Mit ihrem Doppelstudium der Psychologie sowie Publizistik und Kommunikationswissenschaften schöpft Valeria Anna Lampert (Jahrgang 1991) aus verschiedensten Erfahrungen, auch wenn sie zwischen der Psychotherapie und dem Schreiben durchaus Parallelen sieht. Geschrieben hat die in Wien lebende Autorin nach eigenem Bekunden eigentlich immer schon, zunächst Reisetagebücher und einen Blog, zu einer Zeit als das Bloggen noch gar nicht so populär war. Seit dem Besuch der Leondinger Akademie für Literatur hat sie das Schreiben als Handwerk begriffen und liebt das Überraschungsmoment dabei, wenn da auf einmal „dieser eine gute, wahre Satz“ ist. Prägnanz und viel sagen, ohne viel zu schreiben, zeichnet für sie eine Kurzgeschichte aus; Inspiration sind ihr Menschen mit ihren Eigenheiten, Zwischenmenschliches, ein Satz im Vorbeigehen oder ein ganz banales Alltagsding.
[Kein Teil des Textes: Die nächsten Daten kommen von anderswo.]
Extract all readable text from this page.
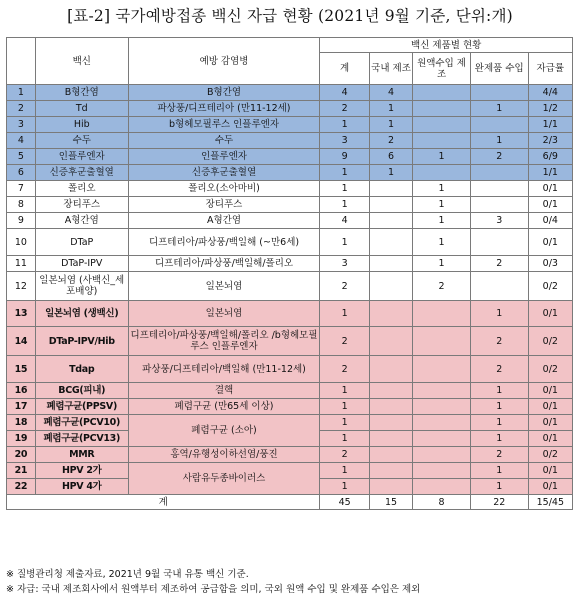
[표-2] 국가예방접종 백신 자급 현황 (2021년 9월 기준, 단위:개)
	백신	예방 감염병	백신 제품별 현황				
			계	국내 제조	원액수입 제조	완제품 수입	자급률
1	B형간염	B형간염	4	4			4/4
2	Td	파상풍/디프테리아 (만11-12세)	2	1		1	1/2
3	Hib	b형헤모필루스 인플루엔자	1	1			1/1
4	수두	수두	3	2		1	2/3
5	인플루엔자	인플루엔자	9	6	1	2	6/9
6	신증후군출혈열	신증후군출혈열	1	1			1/1
7	폴리오	폴리오(소아마비)	1		1		0/1
8	장티푸스	장티푸스	1		1		0/1
9	A형간염	A형간염	4		1	3	0/4
10	DTaP	디프테리아/파상풍/백일해 (~만6세)	1		1		0/1
11	DTaP-IPV	디프테리아/파상풍/백일해/폴리오	3		1	2	0/3
12	일본뇌염 (사백신_세포배양)	일본뇌염	2		2		0/2
13	일본뇌염 (생백신)	일본뇌염	1			1	0/1
14	DTaP-IPV/Hib	디프테리아/파상풍/백일해/폴리오 /b형헤모필루스 인플루엔자	2			2	0/2
15	Tdap	파상풍/디프테리아/백일해 (만11-12세)	2			2	0/2
16	BCG(피내)	결핵	1			1	0/1
17	폐렴구균(PPSV)	폐렴구균 (만65세 이상)	1			1	0/1
18	폐렴구균(PCV10)	폐렴구균 (소아)	1			1	0/1
19	폐렴구균(PCV13)		1			1	0/1
20	MMR	홍역/유행성이하선염/풍진	2			2	0/2
21	HPV 2가	사람유두종바이러스	1			1	0/1
22	HPV 4가		1			1	0/1
계			45	15	8	22	15/45
※ 질병관리청 제출자료, 2021년 9월 국내 유통 백신 기준.
※ 자급: 국내 제조회사에서 원액부터 제조하여 공급함을 의미, 국외 원액 수입 및 완제품 수입은 제외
Maximilian „Max“ Lang (Jahrgang 1986) ist bislang vor allem als Dramatiker (mehrfach ausgezeichneter, u. a. auch beim Autorenwettbewerb der Nibelungen-Festspiele Worms 2017) in Erscheinung getreten, hat Lyrik nur in Zeitschriften veröffentlicht, aber mit „Als ich die Augen schloss, wachte ich auf“ im vergangenen Jahr auch seinen ersten Gedichtband nachgelegt. Übers Lesen früh und erfolgreich zum Schreiben gekommen, hat er mit „Olga“ seine erste Kurzgeschichte bereits 2003 publiziert. Kurzgeschichten bezeichnet der in Wien lebende Autor als gute Übung, weil man auf knappem Raum die Motive zusammenführen muss, und als reine Komposition, einem Gedicht nicht unähnlich. Immer wieder schreibt Max Lang auch Texte für bildende Künstler:innen, zuletzt vor allem in intensivem Austausch und in der Herausgabe von Büchern wie „Arche.Tone“ und „Sero.Tone“ mit dem bekannten Vorarlberger Zeichner, Maler, Objektkünstler und Filmemacher Tone Fink.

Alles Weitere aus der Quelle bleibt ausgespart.